Former Apartheid Party Shows Strength in South African Vote

Win in Western Cape is National Party's first since breaking with ANC

South Africa's National Party, which created apartheid and then dismantled racial segregation after ruling for 40 years, appears to have passed its first electoral test as a viable opposition party.

Preliminary results of bitterly contested local elections held last Wednesday in the National Party's traditional stronghold of Western Cape Province put the party well ahead of its opponents. The National Party (NP) won a majority of seats in five out of six district councils in metropolitan Cape Town and in 23 of 27 rural councils.

National implications seen

The elections last week did not include voting for the Western Cape's parliament, which the NP won control of in 1994 elections.

The announcement of final results, initially expected this weekend, was delayed after the ruling African National Congress (ANC) party of President Nelson Mandela said it would seek a Supreme Court order to audit disputed ballots. However, the recount is not expected to overturn the apparently overwhelming majority won by the NP.

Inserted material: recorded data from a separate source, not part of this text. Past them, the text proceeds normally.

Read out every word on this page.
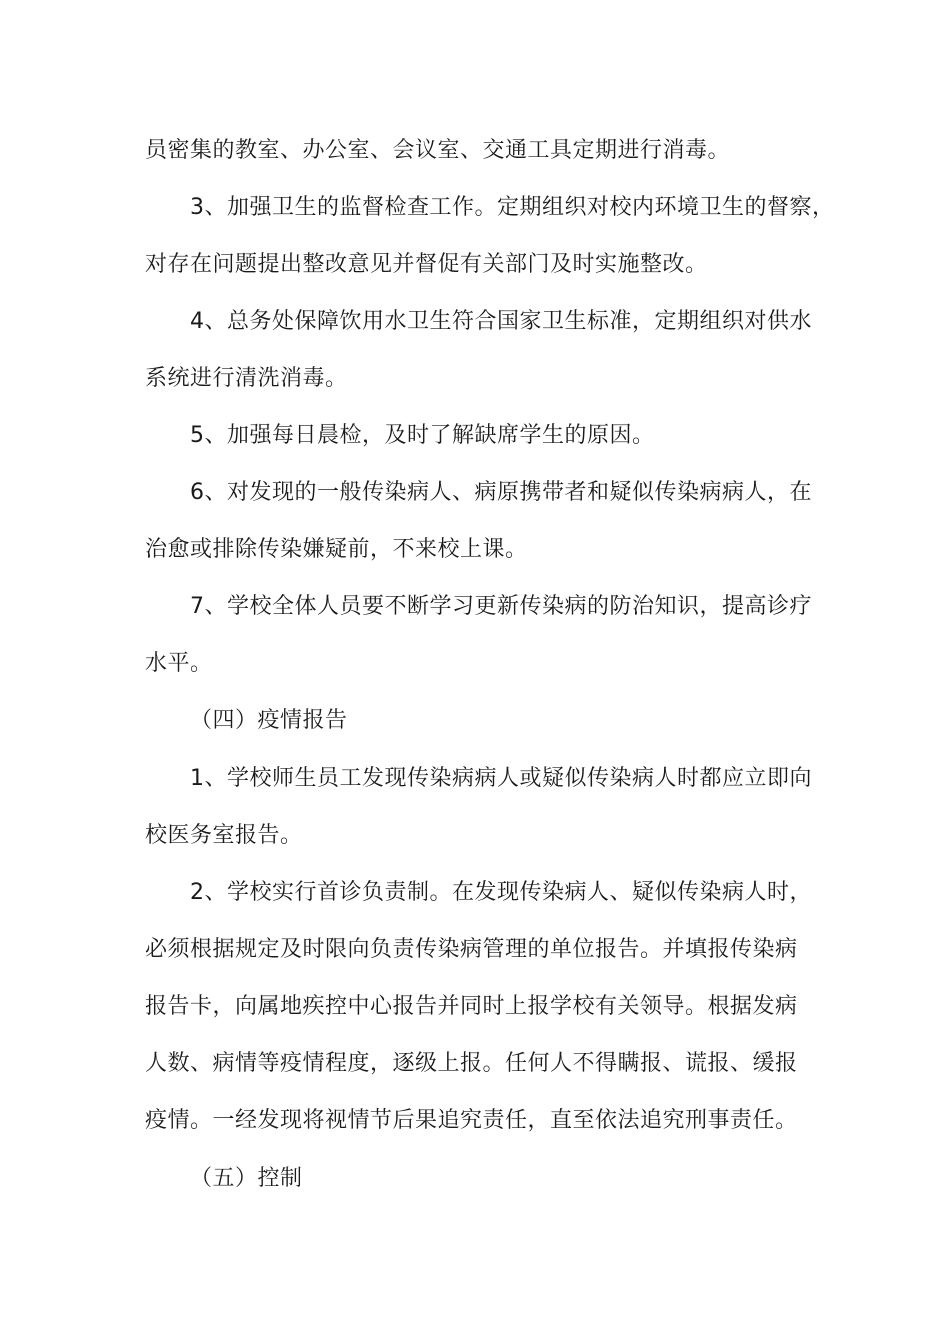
员密集的教室、办公室、会议室、交通工具定期进行消毒。

3、加强卫生的监督检查工作。定期组织对校内环境卫生的督察，

对存在问题提出整改意见并督促有关部门及时实施整改。

4、总务处保障饮用水卫生符合国家卫生标准，定期组织对供水

系统进行清洗消毒。

5、加强每日晨检，及时了解缺席学生的原因。

6、对发现的一般传染病人、病原携带者和疑似传染病病人，在

治愈或排除传染嫌疑前，不来校上课。

7、学校全体人员要不断学习更新传染病的防治知识，提高诊疗

水平。

（四）疫情报告

1、学校师生员工发现传染病病人或疑似传染病人时都应立即向

校医务室报告。

2、学校实行首诊负责制。在发现传染病人、疑似传染病人时，

必须根据规定及时限向负责传染病管理的单位报告。并填报传染病

报告卡，向属地疾控中心报告并同时上报学校有关领导。根据发病

人数、病情等疫情程度，逐级上报。任何人不得瞒报、谎报、缓报

疫情。一经发现将视情节后果追究责任，直至依法追究刑事责任。

（五）控制
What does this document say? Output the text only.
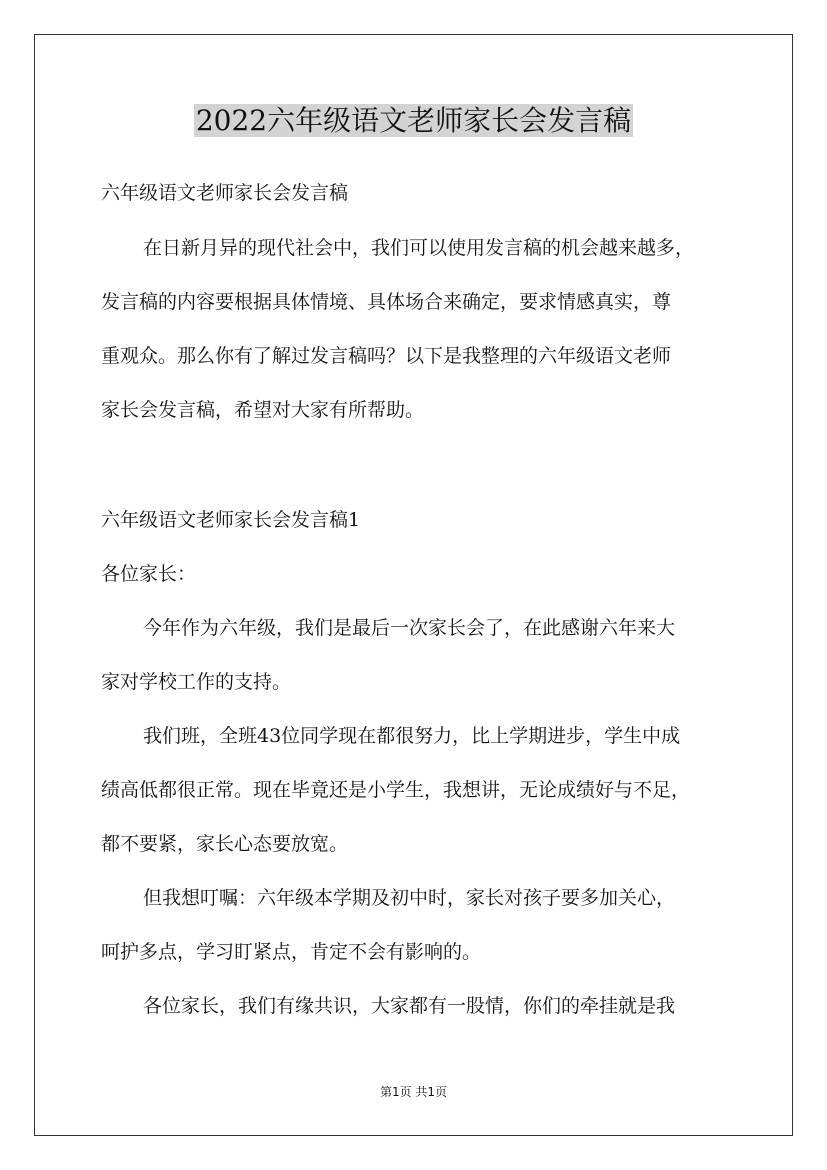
2022六年级语文老师家长会发言稿
六年级语文老师家长会发言稿
在日新月异的现代社会中，我们可以使用发言稿的机会越来越多，
发言稿的内容要根据具体情境、具体场合来确定，要求情感真实，尊
重观众。那么你有了解过发言稿吗？以下是我整理的六年级语文老师
家长会发言稿，希望对大家有所帮助。
六年级语文老师家长会发言稿1
各位家长：
今年作为六年级，我们是最后一次家长会了，在此感谢六年来大
家对学校工作的支持。
我们班，全班43位同学现在都很努力，比上学期进步，学生中成
绩高低都很正常。现在毕竟还是小学生，我想讲，无论成绩好与不足，
都不要紧，家长心态要放宽。
但我想叮嘱：六年级本学期及初中时，家长对孩子要多加关心，
呵护多点，学习盯紧点，肯定不会有影响的。
各位家长，我们有缘共识，大家都有一股情，你们的牵挂就是我
第1页 共1页
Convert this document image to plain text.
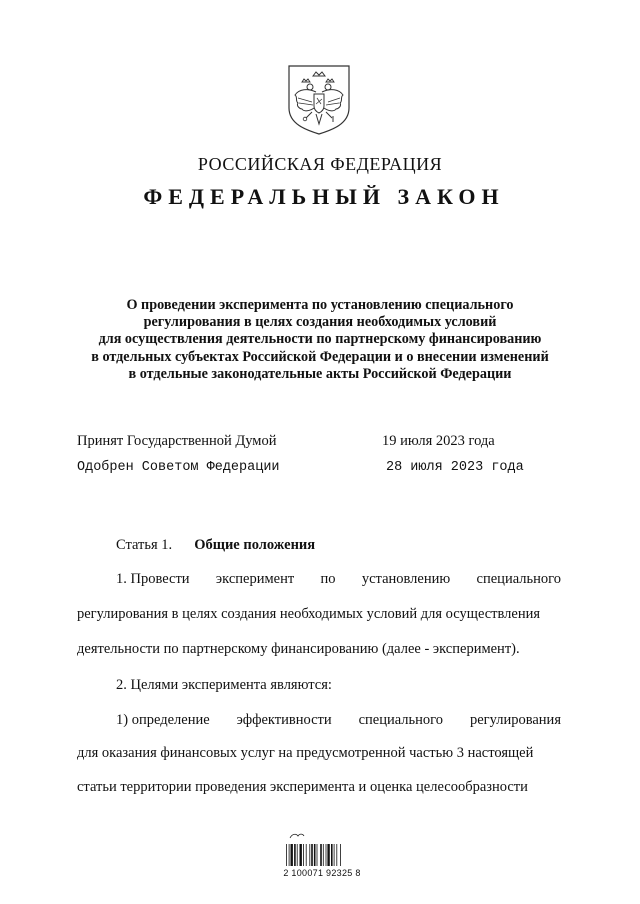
РОССИЙСКАЯ ФЕДЕРАЦИЯ
ФЕДЕРАЛЬНЫЙ ЗАКОН
О проведении эксперимента по установлению специального
регулирования в целях создания необходимых условий
для осуществления деятельности по партнерскому финансированию
в отдельных субъектах Российской Федерации и о внесении изменений
в отдельные законодательные акты Российской Федерации
Принят Государственной Думой	19 июля 2023 года
Одобрен Советом Федерации	28 июля 2023 года
Статья 1. Общие положения
1. Провести эксперимент по установлению специального
регулирования в целях создания необходимых условий для осуществления
деятельности по партнерскому финансированию (далее - эксперимент).
2. Целями эксперимента являются:
1) определение эффективности специального регулирования
для оказания финансовых услуг на предусмотренной частью 3 настоящей
статьи территории проведения эксперимента и оценка целесообразности
2 100071 92325 8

Dawie de Villiers, NP leader in the Western Cape, said the vote vindicated his party's decision last month to leave South Africa's coalition government to play a more constructive role in the opposition.

"It went well," he said.

Analysts say the vote in the Western Cape - 1.3 million people cast ballots in Cape Town and 160,000 in rural areas - was less about local government than the start of the campaign for next general elections in 1999. It was essentially a two-horse race, marred by mutual claims of intimidation and harassment.

"It was an election to determine the future of the ANC and NP," says Willie Esterhuyse, a political scientist at Stellenbosch University. "It's not about local affairs. It's about image and popularity - absolutely," he says. "For the NP, it is very important to mobilize anti-ANC feeling and be an effective opposition.

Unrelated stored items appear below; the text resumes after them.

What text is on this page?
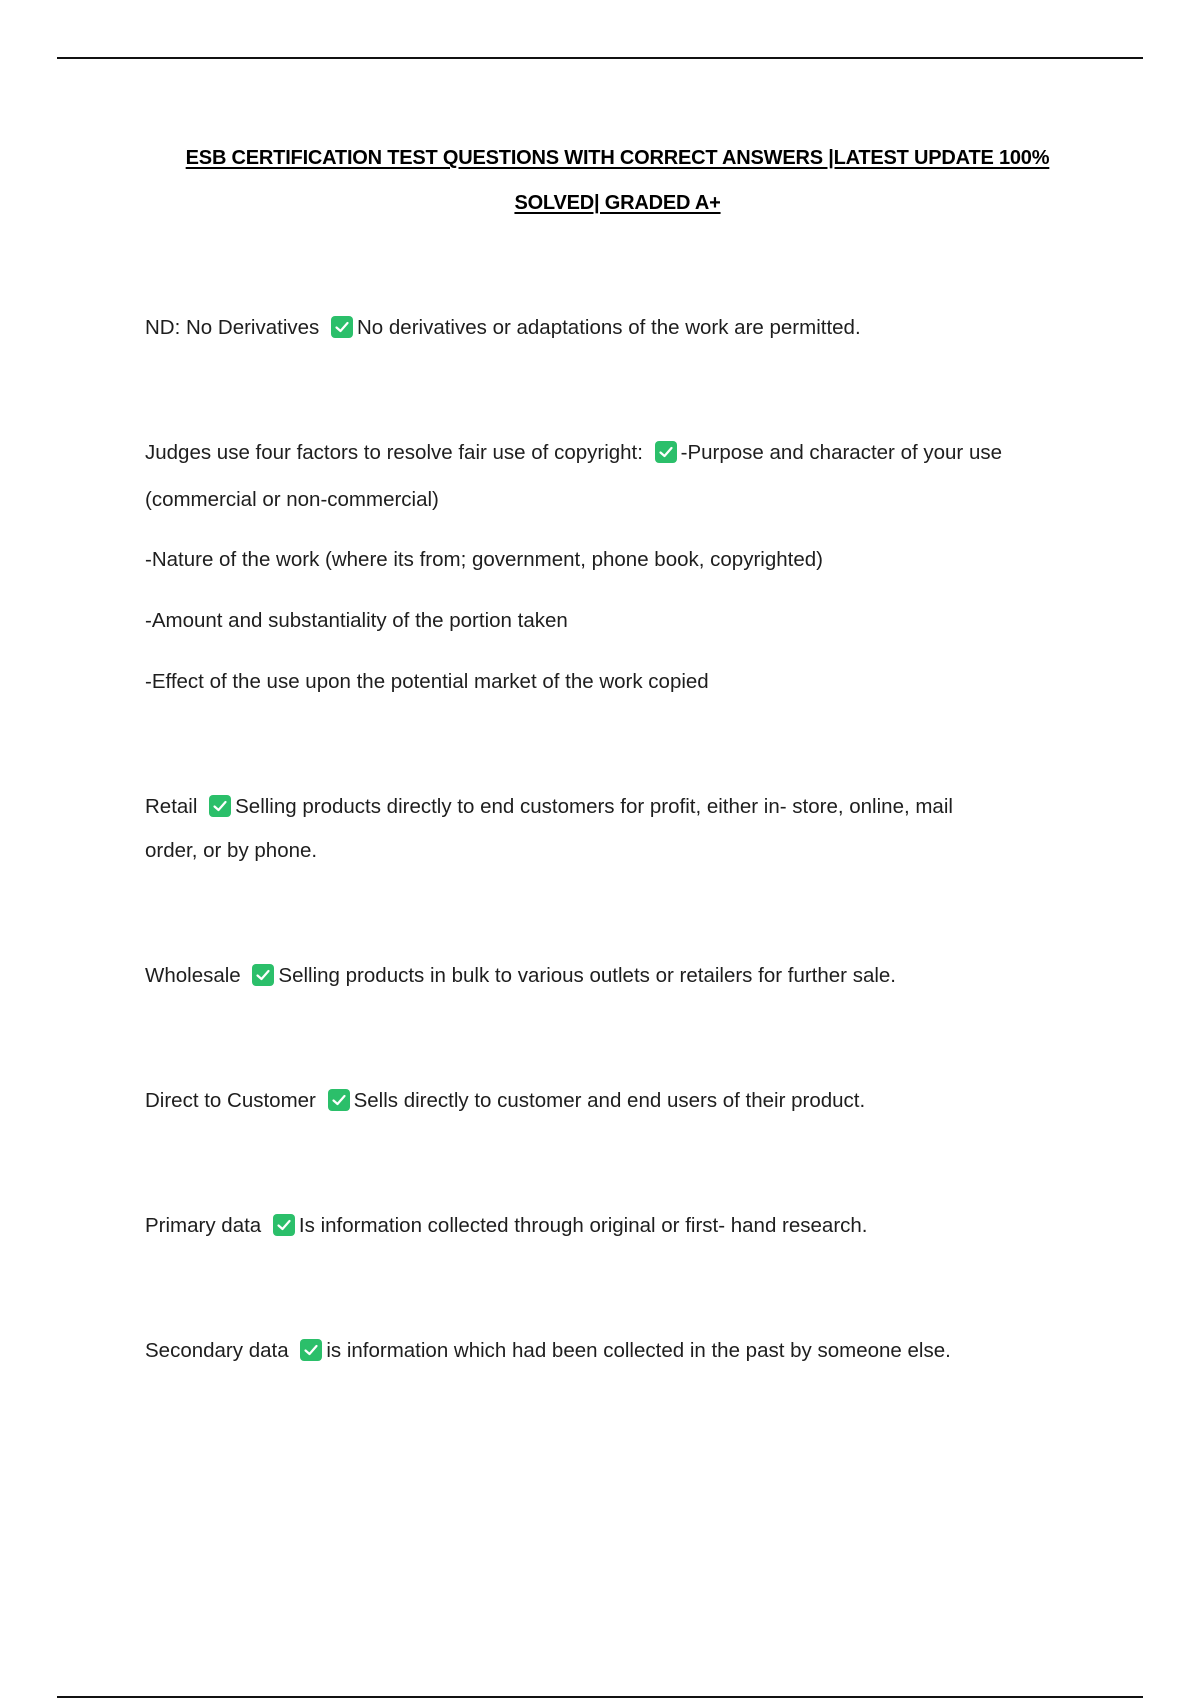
ESB CERTIFICATION TEST QUESTIONS WITH CORRECT ANSWERS |LATEST UPDATE 100%
SOLVED| GRADED A+
ND: No Derivatives No derivatives or adaptations of the work are permitted.
Judges use four factors to resolve fair use of copyright: -Purpose and character of your use
(commercial or non-commercial)
-Nature of the work (where its from; government, phone book, copyrighted)
-Amount and substantiality of the portion taken
-Effect of the use upon the potential market of the work copied
Retail Selling products directly to end customers for profit, either in- store, online, mail
order, or by phone.
Wholesale Selling products in bulk to various outlets or retailers for further sale.
Direct to Customer Sells directly to customer and end users of their product.
Primary data Is information collected through original or first- hand research.
Secondary data is information which had been collected in the past by someone else.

"It was a vote about opposition - the NP's opposition on the national level and the ANC's opposition to the NP hold on the provincial Western Cape level," Mr. Esterhuyse says.

The country's two most prominent politicians - Mr. Mandela and his predecessor, NP leader F.W. de Klerk - campaigned actively for the election, but rarely talked about local issues such as sewage and roads.

The Western Cape is the only one of South Africa's nine provinces won by the NP in the 1994 national elections, with 53 percent of the votes.

Like the 1994 elections, which buried apartheid, voting was largely along class and racial lines this time, with the ANC relying on poor, black constituencies and the NP its traditional white Afrikaner strongholds.

Coloureds provide key votes

The vote, held in the seat of the national parliament and where white settlers first arrived in the 17th century, was seen as a test of the ANC's ability to woo Coloureds, the mixed-race descendants of white Dutch settlers and blacks.

ANC leaders said the results showed its support in rural areas rose to 32 percent from 9 percent in 1994. But party leaders expressed concern about the pattern of racial polarization in voting and conceded that more work needed to be done to mobilize Coloured support.

Coloureds comprise 60 percent of voters in the region. In national multiracial elections in 1994 they overwhelmingly voted for the NP. Like whites, they speak Afrikaans and under apartheid enjoyed higher status than blacks. Many now lament the loss of that comparatively privileged status and complain that the country's new affirmative-action policies favor mainly blacks.

The NP, which won less than 21 percent of the votes in the presidential elections in 1994 versus 63 percent for the ANC, has been looking for a new image. In February the party appointed as secretary general the youthful Roelf Meyer, the country's constitutional affairs minister and the party's negotiator in multiparty talks during the transition to black majority rule.

The next important local election is next month in KwaZulu-Natal Province, where some 50 to 80 lives are lost a month in a conflict between the ANC and the Zulu-dominated Inkatha Freedom Party (IFP) led by Home Affairs Minister Chief Mangosuthu Buthelezi.

While the Western Cape election was a test of the NP's new strategy, the KwaZulu-Natal contest is seen to be crucial to that province's stability. The voting in KwaZulu-Natal already has been delayed a couple of times because of the violence.

The ANC governs the other seven of South Africa's nine provinces.